Die Wiener Welt-Konferenz soll den Kampf gegen Aids voranbringen

Die gebremste Krankheit im Fokus

Mit eindringlichen Appellen für das Recht auf Gesundheit ist am Sonntag in Wien die 18. Welt-Aids-Konferenz eröffnet worden. Die Internationale Aids-Gesellschaft forderte ein klares Bekenntnis zu den Menschenrechten. Der Kampf gegen Stigmatisierung, Diskriminierung und Ungleichheit der Geschlechter müsse in den Mittelpunkt der Aids-Programme rücken.

Autor/in:
Elvira Treffinger
 (DR)

An Warnungen fehlte es nicht vor Beginn der Konferenz: Der Kampf gegen die Immunschwäche darf nicht nachlassen. Denn trotz einiger Erfolge sterben jedes Jahr zwei Millionen Menschen an Aids, die meisten in Entwicklungsländern.

"2010 ist ein bedeutender Meilenstein", sagt Astrid Berner-Rodoreda vom deutschen "Aktionsbündnis gegen Aids". Im Zuge der Finanzkrise befürchten Hilfsorganisationen, dass die Industrienationen weniger Geld für Aufklärungs- und Gesundheitsprogramme weltweit bereitstellen. Der Globale Fonds gegen Aids Malaria und Tuberkulose brauche aber für die nächsten drei Jahre mindestens 20 Milliarden US-Dollar, betont die internationale Aidshilfe-Organisation ICASO.
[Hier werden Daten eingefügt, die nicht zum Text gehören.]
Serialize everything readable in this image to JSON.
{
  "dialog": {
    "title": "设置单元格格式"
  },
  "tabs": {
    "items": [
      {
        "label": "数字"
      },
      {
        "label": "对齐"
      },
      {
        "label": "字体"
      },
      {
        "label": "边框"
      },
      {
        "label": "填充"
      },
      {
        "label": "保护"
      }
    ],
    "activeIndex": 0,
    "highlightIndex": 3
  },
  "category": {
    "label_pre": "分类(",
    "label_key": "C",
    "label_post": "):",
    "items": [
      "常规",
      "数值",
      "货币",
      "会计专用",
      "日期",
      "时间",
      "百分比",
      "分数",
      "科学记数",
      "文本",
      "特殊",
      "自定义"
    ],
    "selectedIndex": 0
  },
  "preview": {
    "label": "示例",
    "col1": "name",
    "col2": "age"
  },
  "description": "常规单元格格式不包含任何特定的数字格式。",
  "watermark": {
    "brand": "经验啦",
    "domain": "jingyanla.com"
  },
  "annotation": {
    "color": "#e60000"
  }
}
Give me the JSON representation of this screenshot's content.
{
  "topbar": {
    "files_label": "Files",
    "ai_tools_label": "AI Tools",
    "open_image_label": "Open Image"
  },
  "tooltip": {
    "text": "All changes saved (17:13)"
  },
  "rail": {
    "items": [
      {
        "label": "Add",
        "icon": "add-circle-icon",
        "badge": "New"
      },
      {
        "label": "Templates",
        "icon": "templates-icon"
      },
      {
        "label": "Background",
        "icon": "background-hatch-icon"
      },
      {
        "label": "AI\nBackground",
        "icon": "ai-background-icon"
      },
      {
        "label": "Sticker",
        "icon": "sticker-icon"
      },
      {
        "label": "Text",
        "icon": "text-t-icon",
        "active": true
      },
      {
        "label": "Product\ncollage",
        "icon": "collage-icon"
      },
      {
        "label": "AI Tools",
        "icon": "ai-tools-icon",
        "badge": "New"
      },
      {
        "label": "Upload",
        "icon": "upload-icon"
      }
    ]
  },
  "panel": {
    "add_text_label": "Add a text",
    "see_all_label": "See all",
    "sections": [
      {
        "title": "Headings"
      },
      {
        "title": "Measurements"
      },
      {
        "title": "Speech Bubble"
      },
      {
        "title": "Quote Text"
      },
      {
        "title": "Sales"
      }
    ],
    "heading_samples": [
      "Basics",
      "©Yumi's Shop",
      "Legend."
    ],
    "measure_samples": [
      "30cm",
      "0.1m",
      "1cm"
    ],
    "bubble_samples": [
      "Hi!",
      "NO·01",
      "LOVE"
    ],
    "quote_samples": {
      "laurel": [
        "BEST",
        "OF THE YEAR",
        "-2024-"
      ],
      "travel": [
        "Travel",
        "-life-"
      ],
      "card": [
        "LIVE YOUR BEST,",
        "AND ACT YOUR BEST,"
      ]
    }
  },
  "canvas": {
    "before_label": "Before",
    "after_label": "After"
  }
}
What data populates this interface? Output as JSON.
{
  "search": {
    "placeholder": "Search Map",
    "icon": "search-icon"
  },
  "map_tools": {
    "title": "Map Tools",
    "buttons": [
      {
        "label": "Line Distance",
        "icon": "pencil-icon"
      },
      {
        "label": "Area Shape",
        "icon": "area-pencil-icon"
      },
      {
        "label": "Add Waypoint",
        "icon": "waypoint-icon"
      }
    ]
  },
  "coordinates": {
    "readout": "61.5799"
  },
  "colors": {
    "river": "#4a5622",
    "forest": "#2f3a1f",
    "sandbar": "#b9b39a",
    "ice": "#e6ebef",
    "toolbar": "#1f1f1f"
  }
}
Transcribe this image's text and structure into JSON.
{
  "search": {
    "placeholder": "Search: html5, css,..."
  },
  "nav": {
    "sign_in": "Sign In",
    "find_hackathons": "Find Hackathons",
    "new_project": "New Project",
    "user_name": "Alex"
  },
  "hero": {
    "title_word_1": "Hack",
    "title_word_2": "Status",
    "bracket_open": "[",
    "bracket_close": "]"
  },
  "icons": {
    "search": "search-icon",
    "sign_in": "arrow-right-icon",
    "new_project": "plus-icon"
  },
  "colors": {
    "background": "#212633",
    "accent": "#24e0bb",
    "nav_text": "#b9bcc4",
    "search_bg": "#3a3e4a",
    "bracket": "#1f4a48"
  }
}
Auch die Situation in Osteuropa und Zentralasien ist ein Schwerpunkt der fünftägigen Welt-Aids-Konferenz, zu der insgesamt 20.000 Teilnehmer und Besucher erwartet werden. Wissenschaftler, Mediziner, Politiker und Patienten wollen ein Zeichen gegen Stigmatisierung und Diskriminierung setzen. Das Motto der Konferenz lautet "Rechte hier und jetzt". Osteuropa/Zentralasien ist nach Angaben der Vereinten Nationen die einzige Weltregion, in der die Zahl der HIV-Neuinfektionen weiter steigt, vor allem bei Drogenkonsumenten. 2008 waren es 110.000. Insgesamt wird die Zahl der HIV-Positiven auf 1,5 Millionen geschätzt.

Nicht heilbar, aber behandelbar
Aids ist nicht heilbar, aber behandelbar. In wohlhabenden Ländern, wo die Versorgung mit Medikamenten gut ist, verlor die HIV-Infektion viel von ihren Schrecken. Auch in Afrika, wo zwei Drittel der 33,4 Millionen Infizierten leben, verändert der "Lazarus-Effekt" eine Menge. "Es weckt große Hoffnung, wenn die Leute sehen, dass jemand, der auf dem Sterbebett liegt, wieder aufsteht und normal seinen Alltag lebt", sagt Berner-Rodoreda, die Aids-Referentin des evangelischen Hilfswerks "Brot für die Welt" ist. Viele Menschen seien eher bereit, sich auf HIV testen zu lassen, weil eine Behandlung möglich sei. "Doch es gibt lange Wartelisten."

In der Tat: Erst fünf Millionen Männer, Frauen und Kinder weltweit erhalten die lebensrettenden antiretroviralen Medikamente. Weitere zehn Millionen, die sie ebenfalls dringend brauchen, gehen leer aus. Damit hat die Staatengemeinschaft ihr Ziel, bis 2010 allen Aids-Patienten Zugang zu medizinischer Versorgung zu verschaffen, nicht erreicht. Auch an der Aufklärung fehlt es: Weltweit wissen nur vier von zehn Infizierten, dass sie HIV-positiv sind, schätzt UNAIDS.

"Treatment 2.0"
Eine Standard-Behandlung in Afrika kostet meist weniger als 200 Euro im Jahr, aber die Maßnahmen greifen zu langsam: Im Durchschnitt beginnen heute zwei Aids-Kranke eine Therapie, während sich fünf Menschen neu mit HIV infizieren. UNAIDS setzt daher auf eine neues Konzept. "Treatment 2.0" soll die Aids-Behandlung wirksamer, einfacher und kostengünstiger machen - und wesentlich mehr Kranke auch in entlegenen Gebieten ohne Ärzte erreichen. Bis 2025 könnten damit zehn Millionen Menschenleben gerettet werden, glauben die Aids-Experten.

Auch plädieren die UN-Hilfswerke, bei HIV-Infizierten früher mit der Medikamenten-Therapie zu beginnen, also auch bevor Aids ausbricht. Wenn die sogenannte Viruslast im Blut geringer ist, sinkt das Risiko einer Übertragung des Virus auf andere. Doch damit würden noch mehr Menschen Medikamente brauchen, die sie selbst nicht bezahlen können.